Every 754 architecture (including SSE) I've worked on has an accurate sqrt().
I'm assuming you're talking about with "fast math" enabled? In which case all bets are off anyway!
Now, there is also often an approximate rsqrt and approximate reciprocal, with varying degrees of accuracy, and that can be "fun."
There was a paper last year on binary64 pow (https://inria.hal.science/hal-04159652/document) which suggests that they have a correctly-rounded pow implementation, but I don't have enough technical knowledge to assess the validity of the claim.
[1] https://inria.hal.science/inria-00072594/document
> There was a paper last year on binary64 pow (https://inria.hal.science/hal-04159652/document) which suggests that they have a correctly-rounded pow implementation, but I don't have enough technical knowledge to assess the validity of the claim.

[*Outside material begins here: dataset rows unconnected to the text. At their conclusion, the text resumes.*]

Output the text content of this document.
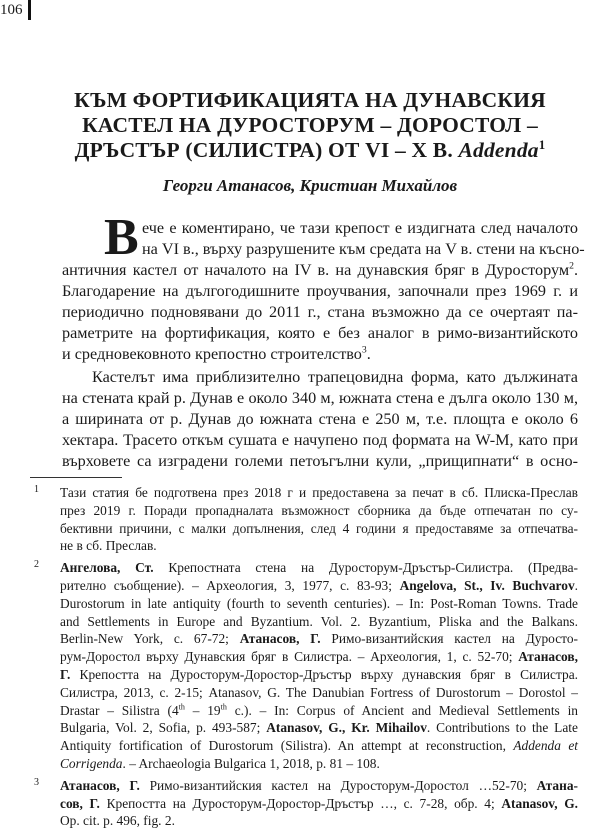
106
КЪМ ФОРТИФИКАЦИЯТА НА ДУНАВСКИЯ
КАСТЕЛ НА ДУРОСТОРУМ – ДОРОСТОЛ –
ДРЪСТЪР (СИЛИСТРА) ОТ VI – X В. Addenda$^1$
Георги Атанасов, Кристиан Михайлов
В ече е коментирано, че тази крепост е издигната след началото
на VI в., върху разрушените към средата на V в. стени на късно-
античния кастел от началото на IV в. на дунавския бряг в Дуросторум$^2$.
Благодарение на дългогодишните проучвания, започнали през 1969 г. и
периодично подновявани до 2011 г., стана възможно да се очертаят па-
раметрите на фортификация, която е без аналог в римо-византийското
и средновековното крепостно строителство$^3$.
Кастелът има приблизително трапецовидна форма, като дължината
на стената край р. Дунав е около 340 м, южната стена е дълга около 130 м,
а ширината от р. Дунав до южната стена е 250 м, т.е. площта е около 6
хектара. Трасето откъм сушата е начупено под формата на W-M, като при
върховете са изградени големи петоъгълни кули, „прищипнати“ в осно-
1 Тази статия бе подготвена през 2018 г и предоставена за печат в сб. Плиска-Преслав
през 2019 г. Поради пропадналата възможност сборника да бъде отпечатан по су-
бективни причини, с малки допълнения, след 4 години я предоставяме за отпечатва-
не в сб. Преслав.
2 Ангелова, Ст. Крепостната стена на Дуросторум-Дръстър-Силистра. (Предва-
рително съобщение). – Археология, 3, 1977, с. 83-93; Angelova, St., Iv. Buchvarov.
Durostorum in late antiquity (fourth to seventh centuries). – In: Post-Roman Towns. Trade
and Settlements in Europe and Byzantium. Vol. 2. Byzantium, Pliska and the Balkans.
Berlin-New York, с. 67-72; Атанасов, Г. Римо-византийския кастел на Дуросто-
рум-Доростол върху Дунавския бряг в Силистра. – Археология, 1, с. 52-70; Атанасов,
Г. Крепостта на Дуросторум-Доростор-Дръстър върху дунавския бряг в Силистра.
Силистра, 2013, с. 2-15; Atanasov, G. The Danubian Fortress of Durostorum – Dorostol –
Drastar – Silistra (4th – 19th c.). – In: Corpus of Ancient and Medieval Settlements in
Bulgaria, Vol. 2, Sofia, p. 493-587; Atanasov, G., Kr. Mihailov. Contributions to the Late
Antiquity fortification of Durostorum (Silistra). An attempt at reconstruction, Addenda et
Corrigenda. – Archaeologia Bulgarica 1, 2018, p. 81 – 108.
3 Атанасов, Г. Римо-византийския кастел на Дуросторум-Доростол …52-70; Атана-
сов, Г. Крепостта на Дуросторум-Доростор-Дръстър …, с. 7-28, обр. 4; Atanasov, G.
Op. cit. p. 496, fig. 2.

Thank you for the pointer. These were written by usual folks you'd expect from such papers (e.g. Paul Zimmermann) so I believe they did achieve significant improvement. Unfortunately it is still not complete, the paper notes that the third and final phase may still fail but is unknown whether it indeed occurs or not. So we will have to wait...
Is this out of date?
https://developer.arm.com/documentation/den0018/a/NEON-Instr...
"Some times" here being almost all the time. It is rare that your code will break without denormals if it doesn't already have precision problems with them.
Or maybe the library you use...
FMAs were difficult. The Visual Studio compiler in particular didn't support purposeful FMAs for SSE instructions so you had to rely on the compiler to recognise and replace multiply-additions. Generally I want FMAs because they're more accurate but I want to control where they go.